The costs of toxicities if they were treated in the inpatient setting were estimated using inpatient costs from the 2007 Healthcare Cost and Utilization Project (HCUP) nationwide inpatient sample (NIS) database, the largest US all-payer inpatient care database15. The NIS contains discharge-level records of the total cost of each hospital stay, including drugs and devices. The primary International Classification of Diseases, 9th Revision (ICD-9)16 codes were identified for the ‘representative’ toxicities using Flash Code™, a medical billing/coding database, and all codes were checked and validated by a clinician. The mean 2007 unit cost of each inpatient event, based on ICD-9 codes, was then identified from the HCUP NIS database. Costs were converted to 2010 dollars using the Consumer Price Index for medical care services (Bureau of Labor Statistics website).

Outpatient costs

The outpatient cost of each representative toxicity was based on the total cost of healthcare resources used for treating that event if the toxicity were to be treated in the outpatient setting. Use of resources was determined by in-depth clinical interviews with a panel of two oncologists and one cardiologist. Resources included office visits, laboratory tests, and procedures. However, costs of drugs that were used in the outpatient setting to treat toxicities were not included. Current Procedural Terminology (CPT) codes were determined for each resource and were used to identify the corresponding unit costs of those resources, based on the Medicare physician fee schedule, identified from the 2010 national average payment amount17. Outpatient treatment costs were calculated as the sum of the unit costs of all resource assumptions for treating that toxicity. For example, when an anemia event was assumed to be treated in the outpatient setting, an initial physician visit, two complete blood counts, and a follow-up physician visit would be required to treat this event. The outpatient cost for an anemia event would therefore be calculated as (2× unit cost for a physician visit) + (2 ×unit cost for a complete blood count laboratory test).

Results

Data sources and severe toxicities identified

Twenty publications of clinical trials met the inclusion criteria, of which 16 were phase 3 clinical trials, one reported a combined analysis of phase 2 and 3 studies, and three were phase 2 (Table 1). The way in which grade 3–4 adverse events were reported varied between clinical trials and publications: some reported ‘adverse events of interest’, while others reported ‘selected adverse events’, ‘most frequently observed adverse events’, adverse events reported in a specified period of time, and adverse events reported in ≥3% of patients.

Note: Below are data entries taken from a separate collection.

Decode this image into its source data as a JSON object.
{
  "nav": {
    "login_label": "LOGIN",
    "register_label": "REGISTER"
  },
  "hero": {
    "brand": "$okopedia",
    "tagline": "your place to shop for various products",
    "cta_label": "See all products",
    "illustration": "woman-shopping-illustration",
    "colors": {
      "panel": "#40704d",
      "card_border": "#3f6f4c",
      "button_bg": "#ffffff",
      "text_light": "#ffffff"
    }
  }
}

Among all studies, 16 reported grade 3 and 4 adverse events together and four reported grade 3 and 4 adverse events separately.

Table 1.  Summary of clinical studies of bevacizumab, cetuximab, or panitumumab for the treatment of mCRC in which associated grade 3–4 toxicities were reported.

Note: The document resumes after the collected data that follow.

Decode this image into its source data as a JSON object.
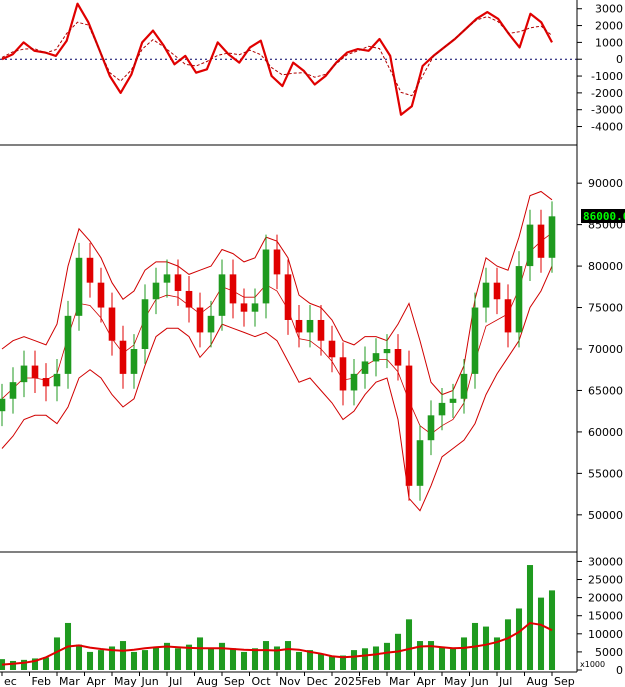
{
  "colors": {
    "up": "#1f9a1f",
    "down": "#e00000",
    "macd": "#e00000",
    "signal": "#b00000",
    "band": "#d00000",
    "ma": "#e00000",
    "volume": "#1f9a1f",
    "frame": "#000000",
    "tag_bg": "#000000",
    "tag_fg": "#00ff00"
  },
  "chart_data": [
    {
      "type": "line",
      "panel": "oscillator",
      "y_ticks": [
        "3000",
        "2000",
        "1000",
        "0",
        "-1000",
        "-2000",
        "-3000",
        "-4000"
      ],
      "y_tick_values": [
        3000,
        2000,
        1000,
        0,
        -1000,
        -2000,
        -3000,
        -4000
      ],
      "ylim": [
        -4800,
        3400
      ],
      "x_months": [
        "ec",
        "Feb",
        "Mar",
        "Apr",
        "May",
        "Jun",
        "Jul",
        "Aug",
        "Sep",
        "Oct",
        "Nov",
        "Dec",
        "2025",
        "Feb",
        "Mar",
        "Apr",
        "May",
        "Jun",
        "Jul",
        "Aug",
        "Sep"
      ],
      "series": [
        {
          "values": [
            0,
            300,
            1000,
            500,
            400,
            200,
            1100,
            3300,
            2200,
            600,
            -1000,
            -2000,
            -900,
            1000,
            1700,
            800,
            -300,
            200,
            -800,
            -600,
            1000,
            300,
            -200,
            700,
            1100,
            -1000,
            -1600,
            -200,
            -700,
            -1500,
            -1000,
            -200,
            400,
            600,
            500,
            1200,
            200,
            -3300,
            -2800,
            -400,
            200,
            700,
            1200,
            1800,
            2400,
            2800,
            2400,
            1500,
            700,
            2700,
            2200,
            1000
          ]
        }
      ]
    },
    {
      "type": "candlestick",
      "panel": "price",
      "y_ticks": [
        "90000",
        "85000",
        "80000",
        "75000",
        "70000",
        "65000",
        "60000",
        "55000",
        "50000"
      ],
      "y_tick_values": [
        90000,
        85000,
        80000,
        75000,
        70000,
        65000,
        60000,
        55000,
        50000
      ],
      "ylim": [
        46000,
        94000
      ],
      "last_price": "86000.00",
      "close": [
        64000,
        66000,
        68000,
        66500,
        65500,
        67000,
        74000,
        81000,
        78000,
        75000,
        71000,
        67000,
        70000,
        76000,
        78000,
        79000,
        77000,
        75000,
        72000,
        74000,
        79000,
        75500,
        74500,
        75500,
        82000,
        79000,
        73500,
        72000,
        73500,
        71000,
        69000,
        65000,
        67000,
        68500,
        69500,
        70000,
        68000,
        53500,
        59000,
        62000,
        63500,
        64000,
        67000,
        75000,
        78000,
        76000,
        72000,
        80000,
        85000,
        81000,
        86000
      ],
      "bollinger_upper": [
        70000,
        71000,
        71500,
        71000,
        70500,
        73000,
        80000,
        84500,
        83000,
        81000,
        78000,
        76000,
        77000,
        79500,
        80500,
        80500,
        80000,
        79000,
        79500,
        80000,
        82000,
        81500,
        80500,
        81000,
        83500,
        83000,
        81000,
        76500,
        75500,
        75000,
        73500,
        71000,
        70500,
        71500,
        71500,
        71000,
        73000,
        75500,
        71000,
        66000,
        64500,
        65000,
        68000,
        76000,
        81000,
        80000,
        79500,
        83500,
        88500,
        89000,
        88000
      ],
      "bollinger_lower": [
        58000,
        59500,
        61500,
        62000,
        62000,
        61000,
        63000,
        66500,
        67500,
        66500,
        64500,
        63000,
        64000,
        68000,
        71500,
        72500,
        72500,
        71500,
        69000,
        70500,
        73000,
        72500,
        72000,
        71500,
        72000,
        71000,
        68500,
        66000,
        66500,
        65000,
        63500,
        61500,
        62500,
        64500,
        66000,
        66500,
        61500,
        52000,
        50500,
        53500,
        57000,
        58000,
        59000,
        61000,
        64500,
        67000,
        69000,
        71000,
        75000,
        77000,
        80000
      ]
    },
    {
      "type": "bar",
      "panel": "volume",
      "y_ticks": [
        "30000",
        "25000",
        "20000",
        "15000",
        "10000",
        "5000",
        "0"
      ],
      "y_tick_values": [
        30000,
        25000,
        20000,
        15000,
        10000,
        5000,
        0
      ],
      "ylim": [
        0,
        31500
      ],
      "unit_label": "x1000",
      "values": [
        3000,
        2500,
        2800,
        3200,
        3500,
        9000,
        13000,
        7000,
        5000,
        5500,
        6500,
        8000,
        5000,
        5500,
        6500,
        7500,
        6000,
        7000,
        9000,
        6000,
        7500,
        6000,
        5000,
        6000,
        8000,
        6500,
        8000,
        5000,
        5500,
        4500,
        4000,
        4000,
        5500,
        6000,
        6500,
        7500,
        10000,
        14000,
        8000,
        8000,
        6500,
        6000,
        9000,
        13000,
        12000,
        9000,
        14000,
        17000,
        29000,
        20000,
        22000
      ],
      "ma": [
        1500,
        1700,
        2000,
        2500,
        3500,
        5000,
        6500,
        6800,
        6200,
        5800,
        5500,
        5300,
        5600,
        6000,
        6300,
        6500,
        6300,
        6100,
        6000,
        6000,
        6000,
        5800,
        5600,
        5500,
        5500,
        5400,
        5800,
        5600,
        5000,
        4500,
        3800,
        3500,
        3700,
        4000,
        4300,
        4800,
        5100,
        5800,
        6500,
        6600,
        6300,
        6000,
        6100,
        6500,
        7000,
        7700,
        8800,
        10500,
        13000,
        12500,
        11000
      ]
    }
  ]
}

Regimen	Reference	Study setting	Phase	Sample size	Treatment history
Cetuximab	Pessino et al.18	1st line	2	39	NA
	Cunningham et al.19	2nd line/3rd line	3	111	Irinotecan-based regimen
	Jonker et al.20	2nd line/3rd line	3	288	Fluoropyrimidine, irinotecan and oxaliplatin
Panitumumab	Van Cutsem et al.21	3rd line	3	231	Fluoropyrimidine, irinotecan and oxaliplatin
5-FU/LV + bevacizumab	Hurwitz et al.22	1st line	3	110	NA
	Kabbinavar et al.5	1st line	2/3	249	NA
IFL + bevacizumab	Hurwitz et al.2	1st line	3	402	NA
Irinotecan-based chemotherapy + bevacizumab	Hecht et al.23	1st line	3	113	NA
Irinotecan + cetuximab	Sobrero et al.24	2nd line	3	648	Fluoropyrimidine and oxaliplatin
	Cunningham et al.19	2nd line/3rd line	3	218	Oxaliplatin and irinotecan
FOLFIRI + cetuximab	Van Cutsem et al.6	1st line	3	599	NA
	Koo et al.25	3rd line	2	31	Fluoropyrimidine, irinotecan and oxaliplatin
FOLFIRI + panitumumab	Karthaus M et al. (Presented at Gastrointestinal Cancers Symposium 2009. Abstract 388)	1st line	2	154	NA
	Peeters M et al.26	2nd line	3	541	Oxaliplatin and bevacizumab
Oxaliplatin-based chemotherapy + bevacizumab	Hecht et al.23	1st line	3	397	NA
CapeOx + bevacizumab	Hochster et al.27	1st line	3	72	NA
	Saltz et al.28	1st line	3	349	NA
	Tol et al.29	1st line	3	368	NA
CapeOx + cetuximab	Adams et al.30	1st line	3	166	NA
FOLFOX4 + bevacizumab	Saltz et al.28	1st line	3	349	NA
	Giantonio et al.31	2nd line	3	287	Fluoropyrimidine and irinotecan
FOLFOX4 + cetuximab	Bokemeyer et al.4	1st line	3	170	NA
FOLFOX4 + panitumumab	Douillard et al.8	1st line	3	593	NA
mFOLFOX6 + bevacizumab	Hochster et al.27	1st line	3	71	NA

NA, not available.

A total of 60 grade 3–4 adverse events were identified from clinical studies and product labels (Table 2). A number of these (including thrombocytopenia, diarrhoea, vomiting, abdominal pain, and hand–foot syndrome) were reported in association with regimens containing each of the monoclonal antibodies. Severe toxicities associated with bevacizumab included GI perforation, fistula, hemorrhage, wound-healing complications, hypertension, reversible posterior leukoencephalopathy syndrome (RPLS), arterial and venous thromboembolic events, congestive heart failure, proteinuria, neutropenia and infections, and hypersensitivity reactions/infusion reactions (Avastin PI 2009; Avastin SPC 2010)2,28,29,31. Severe toxicities associated with the use of the EGFR inhibitors, cetuximab and panitumumab, included infusion reactions, interstitial lung disease/pulmonary fibrosis, dermatologic toxicity (skin rash), and hypomagnesemia, although rates of these toxicities differed between the two drugs (Erbitux PI 2009; Vectibix PI 2008; Erbitux SPC 2010; Vectibix SPC, 2010)6,20,21,24,26.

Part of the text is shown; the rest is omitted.